Aku yang tidak melanjutkan sekolah setelah lulus SD tidak membuatku patah semangat dan rendah diri. Saat itu perhatian orang tuaku fokus kepada kakakku yang mempunyai keterbelakangan mental dan lebih mementingkan pendidikan ketiga adikku karena dinilai mereka lebih membutuhkan. Aku maklum, sebagai wanita, di masa itu bukan tujuan utama untukku meraih pendidikan yang layak. Dengan kondisi ekonomi orangtua yang pas-pasan dan timbulnya ungkapan bahwa wanita tidak wajib untuk mendapatkan pendidikan tinggi karena akhirnya wanita akan berakhir di dapur, maka aku menjadi salah satu korban pemikiran orang tua yang kuno.

Saat itu ada rasa sedih yang kurasakan. Melihat teman-temanku memakai baju putih biru dan berhasil melanjutkan ke tingkat yang lebih tinggi. Sedangkan aku, aku tidak tahu apa yang harus aku lakukan dengan ijazah sekolah dasarku. Tapi yang pasti aku harus bekerja. Karena aku tidak ingin berpangku tangan dan membebani kedua orangtuaku. Selain itu kakak dan adikku juga masih butuh biaya hidup. Kalau bukan aku yang membantu meringankan beban orangtua lalu siapa lagi?

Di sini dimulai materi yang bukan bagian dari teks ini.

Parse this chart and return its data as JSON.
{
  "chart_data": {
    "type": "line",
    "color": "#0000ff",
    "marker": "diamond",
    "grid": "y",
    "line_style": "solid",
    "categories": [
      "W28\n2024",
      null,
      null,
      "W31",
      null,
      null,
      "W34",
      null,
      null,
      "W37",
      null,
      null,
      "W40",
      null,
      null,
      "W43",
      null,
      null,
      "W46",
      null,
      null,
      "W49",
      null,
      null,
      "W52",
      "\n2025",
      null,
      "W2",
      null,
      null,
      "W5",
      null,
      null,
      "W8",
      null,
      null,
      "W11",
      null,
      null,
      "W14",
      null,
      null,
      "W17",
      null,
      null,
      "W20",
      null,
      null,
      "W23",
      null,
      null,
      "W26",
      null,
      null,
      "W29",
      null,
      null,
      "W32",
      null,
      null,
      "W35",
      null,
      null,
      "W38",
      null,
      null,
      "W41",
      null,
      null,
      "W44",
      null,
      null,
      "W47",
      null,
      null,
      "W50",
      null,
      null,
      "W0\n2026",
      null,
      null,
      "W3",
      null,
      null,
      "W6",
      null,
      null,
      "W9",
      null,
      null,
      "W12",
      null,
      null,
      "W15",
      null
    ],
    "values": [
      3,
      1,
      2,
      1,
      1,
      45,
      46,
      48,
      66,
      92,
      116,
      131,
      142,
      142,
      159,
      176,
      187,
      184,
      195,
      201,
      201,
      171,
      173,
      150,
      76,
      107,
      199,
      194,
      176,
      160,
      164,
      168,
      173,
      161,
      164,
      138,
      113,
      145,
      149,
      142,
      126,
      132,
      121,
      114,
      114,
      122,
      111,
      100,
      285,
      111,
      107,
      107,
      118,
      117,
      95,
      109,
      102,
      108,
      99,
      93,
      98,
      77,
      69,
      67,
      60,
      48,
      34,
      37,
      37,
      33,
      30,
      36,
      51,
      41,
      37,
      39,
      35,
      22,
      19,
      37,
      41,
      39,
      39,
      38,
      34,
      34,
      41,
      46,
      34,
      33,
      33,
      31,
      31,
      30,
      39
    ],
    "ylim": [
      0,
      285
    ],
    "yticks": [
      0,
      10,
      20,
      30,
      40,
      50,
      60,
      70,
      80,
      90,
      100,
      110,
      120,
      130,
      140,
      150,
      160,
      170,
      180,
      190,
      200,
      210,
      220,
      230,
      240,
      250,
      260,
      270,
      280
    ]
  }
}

Aku berpikir pekerjaan seperti apa yang akan aku dapatkan dengan modal ijazah SD. Walaupun pada saat itu lapangan pekerjaan masih sangat luas dan akan dengan mudahnya untuk mendapatkan, namun tanpa ditambahi ketrampilan akan menjadi penghalang untuk mendapatkan pekerjaan yang layak. Kalaupun memperoleh pekerjaan paling juga sebagai penjaga toko atau PRT.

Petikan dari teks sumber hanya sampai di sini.